Diverso era però anche il sistema giudiziario e penale riservato agli ecclesiastici colpevoli di reati. La decapitazione veniva per lo più eseguita a porte chiuse, e non davanti al pubblico. La pena capitale risultava così meno infamante degli altri supplizi. Lo stesso valeva per i nobili. Dopo il Concilio di Trento, nel clima della Controriforma, si sentì la necessità di provvedere alla loro rieducazione. Urbano VIII (1623-1644) istituì a Corneto un vero e proprio penitenziario nel quale «sarebbero rinchiusi i delinquenti ecclesiastici». Fu detta “Pia casa di penitenza”, ma di fatto la prigione fu a lungo chiamata Ergastolo, parola che il papa usò nella sua bolla per distinguerlo dalle altri comuni galere.
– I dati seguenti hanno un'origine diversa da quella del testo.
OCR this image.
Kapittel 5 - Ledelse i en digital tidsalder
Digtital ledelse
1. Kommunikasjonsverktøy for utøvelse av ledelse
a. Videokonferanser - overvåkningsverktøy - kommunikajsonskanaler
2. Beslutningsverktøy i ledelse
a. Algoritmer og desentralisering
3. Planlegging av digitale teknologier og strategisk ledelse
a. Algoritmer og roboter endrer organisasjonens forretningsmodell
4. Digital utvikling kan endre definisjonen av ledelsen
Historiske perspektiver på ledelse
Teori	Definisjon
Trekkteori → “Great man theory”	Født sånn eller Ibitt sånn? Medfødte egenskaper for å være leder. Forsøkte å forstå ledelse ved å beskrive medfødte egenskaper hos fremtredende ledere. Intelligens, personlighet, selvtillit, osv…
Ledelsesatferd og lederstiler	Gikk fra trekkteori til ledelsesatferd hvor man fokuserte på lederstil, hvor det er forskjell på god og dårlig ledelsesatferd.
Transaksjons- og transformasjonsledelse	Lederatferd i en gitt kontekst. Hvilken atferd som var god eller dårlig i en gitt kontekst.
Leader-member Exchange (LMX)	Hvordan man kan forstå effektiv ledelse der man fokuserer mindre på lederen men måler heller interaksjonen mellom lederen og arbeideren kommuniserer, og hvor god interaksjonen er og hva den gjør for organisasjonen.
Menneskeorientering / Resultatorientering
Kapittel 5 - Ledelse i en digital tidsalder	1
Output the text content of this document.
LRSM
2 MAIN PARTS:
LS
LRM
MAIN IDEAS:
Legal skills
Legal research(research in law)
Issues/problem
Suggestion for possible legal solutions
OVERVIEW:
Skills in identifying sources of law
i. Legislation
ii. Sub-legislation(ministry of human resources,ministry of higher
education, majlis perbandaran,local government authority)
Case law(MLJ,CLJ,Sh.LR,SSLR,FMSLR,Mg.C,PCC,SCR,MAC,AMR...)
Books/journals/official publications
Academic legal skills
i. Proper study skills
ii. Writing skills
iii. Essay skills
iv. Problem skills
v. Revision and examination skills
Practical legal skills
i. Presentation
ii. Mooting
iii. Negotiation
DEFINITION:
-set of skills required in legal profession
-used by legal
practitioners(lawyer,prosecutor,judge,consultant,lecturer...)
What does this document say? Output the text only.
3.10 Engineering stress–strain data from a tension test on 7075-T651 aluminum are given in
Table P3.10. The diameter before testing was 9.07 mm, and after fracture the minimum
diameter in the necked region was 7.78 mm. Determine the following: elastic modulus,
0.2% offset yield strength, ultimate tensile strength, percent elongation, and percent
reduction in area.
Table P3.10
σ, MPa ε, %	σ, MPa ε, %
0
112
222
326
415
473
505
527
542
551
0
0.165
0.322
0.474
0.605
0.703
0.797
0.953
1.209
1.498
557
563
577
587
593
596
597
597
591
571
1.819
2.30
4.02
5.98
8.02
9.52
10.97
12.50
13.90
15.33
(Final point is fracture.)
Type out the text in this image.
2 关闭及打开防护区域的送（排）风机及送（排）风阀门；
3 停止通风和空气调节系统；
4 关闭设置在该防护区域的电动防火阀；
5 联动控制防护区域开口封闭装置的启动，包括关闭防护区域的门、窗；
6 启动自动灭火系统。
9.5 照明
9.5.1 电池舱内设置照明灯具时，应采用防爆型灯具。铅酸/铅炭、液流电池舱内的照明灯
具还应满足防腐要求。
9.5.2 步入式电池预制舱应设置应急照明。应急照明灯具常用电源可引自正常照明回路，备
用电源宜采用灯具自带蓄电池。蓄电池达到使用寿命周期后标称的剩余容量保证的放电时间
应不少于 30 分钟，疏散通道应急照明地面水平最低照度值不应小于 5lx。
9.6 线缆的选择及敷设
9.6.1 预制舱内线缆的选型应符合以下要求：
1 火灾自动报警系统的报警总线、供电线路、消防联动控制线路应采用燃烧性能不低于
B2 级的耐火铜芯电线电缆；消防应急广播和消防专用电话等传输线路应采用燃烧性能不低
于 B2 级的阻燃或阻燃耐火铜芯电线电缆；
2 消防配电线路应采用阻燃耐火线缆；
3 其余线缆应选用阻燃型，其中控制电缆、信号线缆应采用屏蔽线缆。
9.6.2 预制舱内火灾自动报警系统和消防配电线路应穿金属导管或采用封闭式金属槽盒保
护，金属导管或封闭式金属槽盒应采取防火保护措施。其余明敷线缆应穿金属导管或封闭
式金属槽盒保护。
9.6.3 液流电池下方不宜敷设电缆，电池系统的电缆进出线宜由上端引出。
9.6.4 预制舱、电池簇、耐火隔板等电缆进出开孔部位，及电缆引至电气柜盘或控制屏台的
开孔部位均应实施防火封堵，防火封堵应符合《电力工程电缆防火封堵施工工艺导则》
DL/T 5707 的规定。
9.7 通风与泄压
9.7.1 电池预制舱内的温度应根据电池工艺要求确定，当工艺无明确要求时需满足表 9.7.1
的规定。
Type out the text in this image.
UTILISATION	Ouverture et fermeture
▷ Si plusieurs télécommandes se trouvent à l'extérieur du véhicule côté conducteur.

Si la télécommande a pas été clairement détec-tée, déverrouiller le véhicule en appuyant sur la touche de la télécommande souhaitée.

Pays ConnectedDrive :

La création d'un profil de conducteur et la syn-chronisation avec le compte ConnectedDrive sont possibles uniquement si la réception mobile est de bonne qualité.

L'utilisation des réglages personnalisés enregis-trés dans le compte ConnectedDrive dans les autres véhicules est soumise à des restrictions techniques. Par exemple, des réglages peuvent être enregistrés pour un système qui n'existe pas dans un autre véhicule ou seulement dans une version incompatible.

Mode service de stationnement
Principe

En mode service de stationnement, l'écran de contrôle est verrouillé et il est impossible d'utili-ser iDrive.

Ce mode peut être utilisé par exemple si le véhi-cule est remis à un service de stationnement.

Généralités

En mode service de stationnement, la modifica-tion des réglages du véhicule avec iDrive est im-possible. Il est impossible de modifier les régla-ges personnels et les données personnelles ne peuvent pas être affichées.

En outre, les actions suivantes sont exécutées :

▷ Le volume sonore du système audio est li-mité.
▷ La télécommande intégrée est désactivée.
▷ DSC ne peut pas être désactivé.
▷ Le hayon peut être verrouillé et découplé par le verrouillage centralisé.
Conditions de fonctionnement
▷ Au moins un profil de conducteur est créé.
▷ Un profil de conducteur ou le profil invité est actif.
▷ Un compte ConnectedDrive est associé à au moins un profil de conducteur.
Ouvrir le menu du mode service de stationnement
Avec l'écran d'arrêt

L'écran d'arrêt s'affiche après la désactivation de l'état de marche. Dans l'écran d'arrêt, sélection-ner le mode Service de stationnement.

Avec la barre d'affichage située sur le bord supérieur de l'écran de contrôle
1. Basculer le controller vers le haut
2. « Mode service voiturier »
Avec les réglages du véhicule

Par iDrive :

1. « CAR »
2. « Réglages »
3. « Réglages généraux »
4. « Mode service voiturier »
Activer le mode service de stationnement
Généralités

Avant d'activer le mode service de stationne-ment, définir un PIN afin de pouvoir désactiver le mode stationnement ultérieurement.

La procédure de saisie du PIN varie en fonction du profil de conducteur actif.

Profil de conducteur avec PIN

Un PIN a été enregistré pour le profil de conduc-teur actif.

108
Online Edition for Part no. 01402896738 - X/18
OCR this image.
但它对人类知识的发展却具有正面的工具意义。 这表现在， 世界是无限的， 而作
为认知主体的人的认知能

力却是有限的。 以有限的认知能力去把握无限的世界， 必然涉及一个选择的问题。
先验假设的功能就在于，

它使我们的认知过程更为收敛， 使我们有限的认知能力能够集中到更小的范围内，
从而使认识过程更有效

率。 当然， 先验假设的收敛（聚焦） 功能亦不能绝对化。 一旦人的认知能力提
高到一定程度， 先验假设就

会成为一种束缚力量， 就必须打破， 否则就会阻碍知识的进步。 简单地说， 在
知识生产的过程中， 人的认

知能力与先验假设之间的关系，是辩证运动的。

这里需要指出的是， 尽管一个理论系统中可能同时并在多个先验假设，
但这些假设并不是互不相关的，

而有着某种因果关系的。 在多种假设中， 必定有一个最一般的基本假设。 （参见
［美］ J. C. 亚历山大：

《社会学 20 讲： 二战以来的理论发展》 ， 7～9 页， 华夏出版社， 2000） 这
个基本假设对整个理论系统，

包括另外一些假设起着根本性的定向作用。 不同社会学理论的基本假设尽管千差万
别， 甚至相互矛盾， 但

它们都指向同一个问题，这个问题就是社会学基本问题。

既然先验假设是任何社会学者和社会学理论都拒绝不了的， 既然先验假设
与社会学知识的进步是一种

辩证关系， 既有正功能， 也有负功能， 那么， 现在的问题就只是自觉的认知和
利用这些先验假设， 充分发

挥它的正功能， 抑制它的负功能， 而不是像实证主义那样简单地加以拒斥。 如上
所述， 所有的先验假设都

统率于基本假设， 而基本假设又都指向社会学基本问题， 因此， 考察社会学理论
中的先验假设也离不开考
Da alcuni anni, in Vaticano la stessa prigione è riservata agli ecclesiastici come ai laici. Monsignor Lucio Angel Vallejo Balda è entrato nello stesso carcere in cui fu rinchiuso Paolo Gabriele. È una delle tante barriere che nel mondo vaticano stanno cadendo da qualche anno. Non ancora tutte però. Il carcere vaticano non ha ancora mai accolto una donna. Ieri, Francesca Immacolata Chaouqui è stata subito rilasciata.